Робкое солнце неверной зимы потихоньку пробивалось через дымку, которая голубела и растворялась; тогда щит, висевший слева от Дюрталя, с северной стороны, ожил первым; розовые искры и огоньки голубого пунша зажглись в его лунках, а ниже, на среднем клинке под стального цвета стрельчатой аркой, явилась гигантская фигура негритянки в зеленом платье и буром плаще. Голову, обернутую голубым платком, окружал золотой нимб; она величаво и дико смотрела прямо перед собой вытаращенными белыми глазами.
Эта загадочная черная фигура держала на коленях маленького негритенка с глазками, выступавшими на черном лице, как снежки.
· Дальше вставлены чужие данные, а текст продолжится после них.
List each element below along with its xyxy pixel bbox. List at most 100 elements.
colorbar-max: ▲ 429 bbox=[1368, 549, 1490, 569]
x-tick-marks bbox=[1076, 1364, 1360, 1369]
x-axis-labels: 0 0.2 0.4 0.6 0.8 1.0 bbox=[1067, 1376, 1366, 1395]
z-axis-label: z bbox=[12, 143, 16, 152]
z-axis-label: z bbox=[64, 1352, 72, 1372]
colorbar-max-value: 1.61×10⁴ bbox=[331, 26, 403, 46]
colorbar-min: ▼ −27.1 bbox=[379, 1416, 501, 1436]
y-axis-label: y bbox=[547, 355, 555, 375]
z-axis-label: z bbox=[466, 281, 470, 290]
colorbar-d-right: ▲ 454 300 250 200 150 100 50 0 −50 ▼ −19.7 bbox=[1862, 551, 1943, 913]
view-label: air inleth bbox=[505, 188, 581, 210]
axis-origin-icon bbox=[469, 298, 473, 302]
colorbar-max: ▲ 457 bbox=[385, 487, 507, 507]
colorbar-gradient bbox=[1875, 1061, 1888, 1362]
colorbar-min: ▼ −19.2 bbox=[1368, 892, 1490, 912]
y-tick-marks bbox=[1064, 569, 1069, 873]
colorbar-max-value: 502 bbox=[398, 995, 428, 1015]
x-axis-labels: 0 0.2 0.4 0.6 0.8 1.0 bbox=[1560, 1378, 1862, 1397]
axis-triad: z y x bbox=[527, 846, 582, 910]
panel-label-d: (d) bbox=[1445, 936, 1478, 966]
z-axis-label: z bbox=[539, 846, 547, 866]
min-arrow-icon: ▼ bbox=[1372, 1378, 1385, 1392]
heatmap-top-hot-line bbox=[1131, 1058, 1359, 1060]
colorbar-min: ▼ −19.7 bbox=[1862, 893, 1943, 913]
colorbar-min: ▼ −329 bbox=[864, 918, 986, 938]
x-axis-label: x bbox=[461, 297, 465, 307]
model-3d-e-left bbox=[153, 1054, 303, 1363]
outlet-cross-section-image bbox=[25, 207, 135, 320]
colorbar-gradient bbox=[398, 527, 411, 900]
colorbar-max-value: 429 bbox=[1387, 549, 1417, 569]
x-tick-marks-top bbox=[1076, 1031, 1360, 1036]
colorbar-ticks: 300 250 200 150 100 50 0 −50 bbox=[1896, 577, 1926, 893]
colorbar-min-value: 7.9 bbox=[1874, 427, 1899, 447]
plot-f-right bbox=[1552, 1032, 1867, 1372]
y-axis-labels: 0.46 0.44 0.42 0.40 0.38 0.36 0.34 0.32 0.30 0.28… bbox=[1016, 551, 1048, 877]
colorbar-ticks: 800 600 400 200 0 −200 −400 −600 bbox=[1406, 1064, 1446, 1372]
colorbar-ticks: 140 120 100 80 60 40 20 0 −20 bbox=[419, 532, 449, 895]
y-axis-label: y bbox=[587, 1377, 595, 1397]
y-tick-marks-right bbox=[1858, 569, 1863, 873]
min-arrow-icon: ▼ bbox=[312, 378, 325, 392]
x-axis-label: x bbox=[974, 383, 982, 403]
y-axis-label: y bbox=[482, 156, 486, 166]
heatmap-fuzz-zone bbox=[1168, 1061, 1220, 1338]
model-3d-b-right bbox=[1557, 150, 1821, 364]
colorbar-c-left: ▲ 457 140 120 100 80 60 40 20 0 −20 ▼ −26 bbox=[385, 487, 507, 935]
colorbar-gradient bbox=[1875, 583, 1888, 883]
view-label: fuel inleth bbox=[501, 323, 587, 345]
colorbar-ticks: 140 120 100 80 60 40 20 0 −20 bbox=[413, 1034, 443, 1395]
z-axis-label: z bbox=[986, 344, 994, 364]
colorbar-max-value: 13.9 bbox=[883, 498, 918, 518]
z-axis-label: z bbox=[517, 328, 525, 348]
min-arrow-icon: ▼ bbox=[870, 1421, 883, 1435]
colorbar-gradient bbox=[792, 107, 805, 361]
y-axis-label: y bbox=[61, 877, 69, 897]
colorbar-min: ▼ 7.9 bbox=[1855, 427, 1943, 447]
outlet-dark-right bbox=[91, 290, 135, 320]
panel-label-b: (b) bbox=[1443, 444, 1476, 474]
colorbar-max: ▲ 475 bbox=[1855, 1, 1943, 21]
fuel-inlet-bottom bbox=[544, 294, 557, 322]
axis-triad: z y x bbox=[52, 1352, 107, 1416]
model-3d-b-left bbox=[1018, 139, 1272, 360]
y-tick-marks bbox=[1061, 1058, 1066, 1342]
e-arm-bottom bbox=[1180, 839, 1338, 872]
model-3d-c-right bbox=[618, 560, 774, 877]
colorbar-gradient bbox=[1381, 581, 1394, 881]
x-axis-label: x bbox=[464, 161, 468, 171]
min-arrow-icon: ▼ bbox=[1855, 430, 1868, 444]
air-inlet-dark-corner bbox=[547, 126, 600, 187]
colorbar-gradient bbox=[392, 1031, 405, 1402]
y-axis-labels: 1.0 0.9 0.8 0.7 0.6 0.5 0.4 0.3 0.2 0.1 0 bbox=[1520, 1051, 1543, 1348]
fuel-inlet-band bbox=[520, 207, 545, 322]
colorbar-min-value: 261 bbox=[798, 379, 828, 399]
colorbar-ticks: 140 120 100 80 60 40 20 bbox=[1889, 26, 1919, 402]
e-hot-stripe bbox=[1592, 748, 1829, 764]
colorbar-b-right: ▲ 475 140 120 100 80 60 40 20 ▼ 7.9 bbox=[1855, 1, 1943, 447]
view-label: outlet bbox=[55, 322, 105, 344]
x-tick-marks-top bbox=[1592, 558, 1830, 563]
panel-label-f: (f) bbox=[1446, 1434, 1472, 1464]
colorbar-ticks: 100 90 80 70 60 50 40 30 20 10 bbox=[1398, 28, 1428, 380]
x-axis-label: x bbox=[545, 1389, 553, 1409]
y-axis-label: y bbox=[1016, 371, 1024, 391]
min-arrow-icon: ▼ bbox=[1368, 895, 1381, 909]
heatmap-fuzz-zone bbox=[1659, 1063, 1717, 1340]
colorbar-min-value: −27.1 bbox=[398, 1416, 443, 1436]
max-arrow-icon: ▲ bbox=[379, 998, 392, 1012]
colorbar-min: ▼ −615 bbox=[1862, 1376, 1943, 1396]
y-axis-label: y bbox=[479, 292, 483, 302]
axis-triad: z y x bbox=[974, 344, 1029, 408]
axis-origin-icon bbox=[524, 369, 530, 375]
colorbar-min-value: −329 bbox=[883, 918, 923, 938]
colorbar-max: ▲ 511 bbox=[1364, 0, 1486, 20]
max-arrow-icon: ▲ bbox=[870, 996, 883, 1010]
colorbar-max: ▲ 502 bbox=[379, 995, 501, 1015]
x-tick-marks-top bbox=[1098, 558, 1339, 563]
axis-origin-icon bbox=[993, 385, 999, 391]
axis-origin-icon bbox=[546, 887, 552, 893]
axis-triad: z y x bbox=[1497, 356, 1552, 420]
Вокруг медленно освещались другие клинки, еще неясные, и кровь потекла с их побагровевших кончиков, словно сейчас приносилась жертва; средь пурпурных потоков обозначились фигуры людей, прибывших, должно быть, с берегов далекого Ганга: с одной стороны некий царь играл на золотой арфе, с другой — владыка держал большой скипетр, завершавшийся лепестками небывалой бирюзовой лилии.
Дальше, слева от царя-музыканта, стоял еще один бородатый человек с лицом, написанным ореховой краской, с пустыми орбитами глаз под стеклами круглых очков, с головой, увенчанной тиарой и диадемой, в руках держащий чашу и дискос[3], кадило и хлеб. По правую руку от другого государя, того, что держал древо скипетра, от голубоватой поверхности меча отделилась еще более непонятная фигура: какой-то бродяга, сбежавший, видно, из эргастула в Сузах или Персеполе: бандит в ярко-красной шапочке, похожей на перевернутый горшок для варенья, с желтыми полями, одетый в рубаху цвета дубленой кожи с белой оторочкой внизу; в руках у этого дикого, неуклюжего человека были зеленая ветвь и книга.
Обернувшись, Дюрталь вгляделся в сумерки позади себя; на горизонте, на головокружительной высоте, и там блестели клинки. Абрисы, которые в темноте можно было принять за чеканенные по металлу рельефы, превратились в изображения людей, облаченных в долгие складчатые платья, а в самой высокой точке небосвода, в мерцании рубинов и сапфиров, парила бледнолицая женская фигура в венце, одетая, как и мавританка в северном проходе, в монашеский коричневый и зеленый цвет; она также протягивала на руках младенца, только этот был белой расы; в одной руке младенец крепко сжимал шар, а другой благословлял.
Наконец осветилась и самая темная, запоздавшая за небом сторона, справа от Дюрталя: конец южной аллеи, все еще прятавшийся в неиспарившейся рассветной дымке; щит напротив северного сверкнул огнем, а под ним в резном поле клинка, прямо против меча с царственной негритянкой, появилась мулатка — женщина с неопределенно-смуглым цветом лица, в светло-зеленом и коричневом, как и другие две, со скипетром в руке и также с младенцем.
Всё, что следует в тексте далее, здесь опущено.